We initiate the study of differentially private learning in the proportional dimensionality regime, in which the number of data samples $n$ and problem dimension $d$ approach infinity at rates proportional to one another, meaning that $d / n \to \delta$ as $n \to \infty$ for an arbitrary, given constant $\delta \in (0, \infty)$. This setting is significantly more challenging than that of all prior theoretical work in high-dimensional differentially private learning, which, despite the name, has assumed that $\delta = 0$ or is sufficiently small for problems of sample complexity $O(d)$, a regime typically considered "low-dimensional" or "classical" by modern standards in high-dimensional statistics. We provide sharp theoretical estimates of the error of several well-studied differentially private algorithms for robust linear regression and logistic regression, including output perturbation, objective perturbation, and noisy stochastic gradient descent, in the proportional dimensionality regime. The $1 + o(1)$ factor precision of our error estimates enables a far more nuanced understanding of the price of privacy of these algorithms than that afforded by existing, coarser analyses, which are essentially vacuous in the regime we consider. We incorporate several probabilistic tools that have not previously been used to analyze differentially private learning algorithms, such as a modern Gaussian comparison inequality and recent universality laws with origins in statistical physics.

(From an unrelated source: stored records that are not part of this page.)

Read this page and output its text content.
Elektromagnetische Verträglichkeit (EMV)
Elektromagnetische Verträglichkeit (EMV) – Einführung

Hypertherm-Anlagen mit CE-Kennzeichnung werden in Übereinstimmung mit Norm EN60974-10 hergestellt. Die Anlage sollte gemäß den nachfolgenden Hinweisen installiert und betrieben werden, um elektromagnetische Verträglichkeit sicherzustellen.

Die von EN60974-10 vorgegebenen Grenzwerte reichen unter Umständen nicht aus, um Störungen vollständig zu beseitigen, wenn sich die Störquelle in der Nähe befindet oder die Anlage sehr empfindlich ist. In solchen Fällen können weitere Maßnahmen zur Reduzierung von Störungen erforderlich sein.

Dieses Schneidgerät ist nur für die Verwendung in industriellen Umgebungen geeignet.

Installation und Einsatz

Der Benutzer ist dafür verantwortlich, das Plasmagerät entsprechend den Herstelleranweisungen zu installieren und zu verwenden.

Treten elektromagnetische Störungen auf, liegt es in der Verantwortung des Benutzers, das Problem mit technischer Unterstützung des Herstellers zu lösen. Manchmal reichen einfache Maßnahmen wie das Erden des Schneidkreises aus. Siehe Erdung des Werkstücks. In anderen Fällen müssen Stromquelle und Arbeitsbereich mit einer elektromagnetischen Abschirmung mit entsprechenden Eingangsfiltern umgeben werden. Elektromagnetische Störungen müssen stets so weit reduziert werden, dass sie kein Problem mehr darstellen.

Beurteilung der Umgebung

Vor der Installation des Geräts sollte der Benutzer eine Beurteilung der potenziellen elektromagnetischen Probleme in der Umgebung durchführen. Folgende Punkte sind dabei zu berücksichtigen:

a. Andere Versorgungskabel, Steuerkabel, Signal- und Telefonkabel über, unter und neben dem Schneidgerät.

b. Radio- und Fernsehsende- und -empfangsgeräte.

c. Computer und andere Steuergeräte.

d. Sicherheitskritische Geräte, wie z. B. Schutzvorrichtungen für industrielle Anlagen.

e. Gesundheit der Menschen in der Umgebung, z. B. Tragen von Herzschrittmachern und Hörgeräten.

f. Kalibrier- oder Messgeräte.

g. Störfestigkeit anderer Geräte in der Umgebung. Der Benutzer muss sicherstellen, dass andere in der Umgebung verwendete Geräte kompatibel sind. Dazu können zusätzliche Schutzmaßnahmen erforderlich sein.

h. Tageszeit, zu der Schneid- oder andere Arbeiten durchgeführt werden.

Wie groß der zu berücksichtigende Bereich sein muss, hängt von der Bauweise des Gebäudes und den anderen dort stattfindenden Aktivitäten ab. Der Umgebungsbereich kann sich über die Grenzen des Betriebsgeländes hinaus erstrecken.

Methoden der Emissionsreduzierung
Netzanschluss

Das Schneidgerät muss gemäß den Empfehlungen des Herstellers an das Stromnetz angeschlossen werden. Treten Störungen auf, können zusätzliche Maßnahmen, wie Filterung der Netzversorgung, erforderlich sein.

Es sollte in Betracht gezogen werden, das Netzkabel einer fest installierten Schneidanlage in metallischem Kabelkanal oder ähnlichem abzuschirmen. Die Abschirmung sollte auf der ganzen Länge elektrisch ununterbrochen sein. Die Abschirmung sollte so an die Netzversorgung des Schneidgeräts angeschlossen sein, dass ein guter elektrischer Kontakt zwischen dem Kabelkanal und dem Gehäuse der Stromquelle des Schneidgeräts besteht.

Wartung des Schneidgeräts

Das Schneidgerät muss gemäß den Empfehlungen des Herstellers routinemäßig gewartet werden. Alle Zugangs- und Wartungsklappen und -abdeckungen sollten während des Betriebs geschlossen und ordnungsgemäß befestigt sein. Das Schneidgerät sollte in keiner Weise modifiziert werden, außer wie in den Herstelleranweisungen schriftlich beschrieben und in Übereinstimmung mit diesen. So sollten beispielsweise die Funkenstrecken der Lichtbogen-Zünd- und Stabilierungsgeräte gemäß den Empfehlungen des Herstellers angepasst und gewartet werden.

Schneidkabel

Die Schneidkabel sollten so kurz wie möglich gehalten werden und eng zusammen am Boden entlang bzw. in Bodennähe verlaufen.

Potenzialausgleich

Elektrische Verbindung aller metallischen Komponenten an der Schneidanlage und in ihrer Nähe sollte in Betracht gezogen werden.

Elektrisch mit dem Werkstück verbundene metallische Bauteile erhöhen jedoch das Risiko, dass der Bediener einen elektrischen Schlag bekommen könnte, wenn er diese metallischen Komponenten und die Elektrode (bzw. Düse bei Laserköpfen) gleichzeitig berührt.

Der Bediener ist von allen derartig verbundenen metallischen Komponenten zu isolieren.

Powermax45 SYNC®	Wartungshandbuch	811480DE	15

翻译：我们首次研究了比例维度机制下的差分隐私学习问题，在该机制中数据样本数量$n$与问题维度$d$以相互成比例的速率趋近于无穷，即当$n \to \infty$时满足$d / n \to \delta$，其中$\delta \in (0, \infty)$为任意给定常数。这一设定比先前所有高维差分隐私学习的理论工作更具挑战性——尽管冠以"高维"之名，现有研究均假设$\delta = 0$或对样本复杂度为$O(d)$的问题而言足够小，而按照现代高维统计的标准，该机制通常被视为"低维"或"经典"范畴。我们针对比例维度机制下若干经典差分隐私算法（包括输出扰动、目标函数扰动及噪声随机梯度下降）在鲁棒线性回归与逻辑回归任务中的误差给出了精确的理论估计。误差估计中$1 + o(1)$因子的精确度使得我们能够比现有粗糙分析（在我们所考虑的机制中基本无效）更细致地理解这些算法的隐私代价。我们整合了若干先前未用于分析差分隐私学习算法的概率工具，例如现代高斯比较不等式与源自统计物理学的近期普适性定律。